A superseded, or obsolete, scientific theory is a scientific theory that was once commonly accepted but (for whatever reason) is no longer considered the most complete description of reality by mainstream science; or a falsifiable theory which has been shown to be false. This label does not cover theories that are yet to gain wide support in the scientific community (protoscience or fringe science). This also does not cover theories that were never widely accepted. Some theories which were only supported under specific political authorities, like Lysenkoism, may also be included.
In some cases, the theory has been completely discarded. In other cases, the theory is still useful because it provides a description that is "good enough" for a particular situation, and is more easily used than the complete theory (often because the complete theory is too mathematically complex to be easily usable). An example of this is the use of Newtonian physics in many mechanical engineering applications, and even in calculating the orbits of satellites, because the deviation from such physics is smaller than other sources of error. Karl Popper suggested that all scientific theories should be falsifiable otherwise they could not be tested by experiment. Anything that cannot be shown by experiment to be false would therefore be an axiom and have an absolute status, beyond any confirmation or refutation.

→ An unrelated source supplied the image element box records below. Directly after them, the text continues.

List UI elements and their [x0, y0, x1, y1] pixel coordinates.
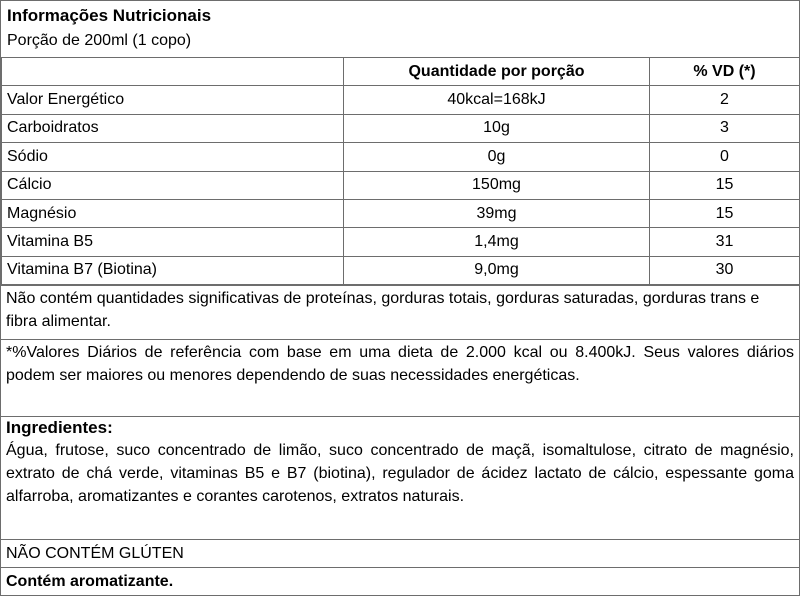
- column-header-dv: % VD (*): [650, 58, 800, 86]
- table-row: [2, 171, 800, 199]
- label-header: [1, 1, 799, 57]
- label-title: Informações Nutricionais: [7, 6, 212, 25]
- column-header-nutrient: [2, 58, 344, 86]
- table-row: [2, 114, 800, 142]
- serving-size: Porção de 200ml (1 copo): [7, 32, 192, 49]
- table-header-row: [2, 58, 800, 86]
- nutrient-amount: 40kcal=168kJ: [344, 86, 650, 114]
- nutrient-name: Carboidratos: [2, 114, 344, 142]
- nutrient-dv: 30: [650, 256, 800, 284]
- nutrient-name: Vitamina B7 (Biotina): [2, 256, 344, 284]
- nutrient-amount: 39mg: [344, 199, 650, 227]
- nutrition-table: [1, 57, 800, 285]
- nutrient-name: Magnésio: [2, 199, 344, 227]
- table-row: [2, 86, 800, 114]
- nutrient-name: Sódio: [2, 143, 344, 171]
- nutrient-amount: 0g: [344, 143, 650, 171]
- nutrient-name: Cálcio: [2, 171, 344, 199]
- nutrient-amount: 1,4mg: [344, 228, 650, 256]
- flavoring-statement: Contém aromatizante.: [1, 567, 799, 595]
- nutrient-dv: 0: [650, 143, 800, 171]
- nutrient-amount: 10g: [344, 114, 650, 142]
- daily-values-note: *%Valores Diários de referência com base em uma dieta de 2.000 kcal ou 8.400kJ. Seus valores diários podem ser maiores ou menores dependendo de suas necessidades energéticas.: [1, 339, 799, 416]
- column-header-amount: Quantidade por porção: [344, 58, 650, 86]
- not-significant-note: Não contém quantidades significativas de proteínas, gorduras totais, gorduras saturadas, gorduras trans e fibra alimentar.: [1, 285, 799, 339]
- table-row: [2, 199, 800, 227]
- nutrient-dv: 15: [650, 199, 800, 227]
- nutrient-dv: 15: [650, 171, 800, 199]
- ingredients-heading: Ingredientes:: [6, 418, 113, 437]
- ingredients-text: Água, frutose, suco concentrado de limão, suco concentrado de maçã, isomaltulose, citrato de magnésio, extrato de chá verde, vitaminas B5 e B7 (biotina), regulador de ácidez lactato de cálcio, espessante goma alfarroba, aromatizantes e corantes carotenos, extratos naturais.: [6, 442, 794, 505]
- table-row: [2, 228, 800, 256]
- nutrient-name: Valor Energético: [2, 86, 344, 114]
- nutrient-amount: 9,0mg: [344, 256, 650, 284]
- table-row: [2, 143, 800, 171]
- nutrient-amount: 150mg: [344, 171, 650, 199]
- nutrient-dv: 3: [650, 114, 800, 142]
- ingredients-section: [1, 416, 799, 539]
- nutrient-dv: 31: [650, 228, 800, 256]
- nutrient-name: Vitamina B5: [2, 228, 344, 256]
- gluten-statement: NÃO CONTÉM GLÚTEN: [1, 539, 799, 567]
- nutrient-dv: 2: [650, 86, 800, 114]
- table-row: [2, 256, 800, 284]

Astrology, which led to the development of astronomy - astrology was discredited by al-Farabi, Alhacen, al-Biruni, Avicenna and Averroes
Phrenology, was once widely studied but now considered a pseudoscience
Numerology, as distinct from number theory, now considered a pseudoscience
Here are theories that are no longer considered the most complete representation of reality, but are still useful in particular domains. For many theories a more complete model is known, but in practical use the coarser approximation provides good results with much less calculation.
Steady State - replaced by an expanding universe model starting with the Big Bang. See also: dark matter.
Atomic theory - Atoms are no longer thought to be indivisible, but are now seen to be composites.
Heliocentric universe theory - This is still used in the coordinate system of celestial mechanics.
Newtonian mechanics - extended by Theory of Relativity and quantum mechanics. Still useful in engineering and physics at either middling (human) scales or where appreciable fractions of the speed of light need not be considered.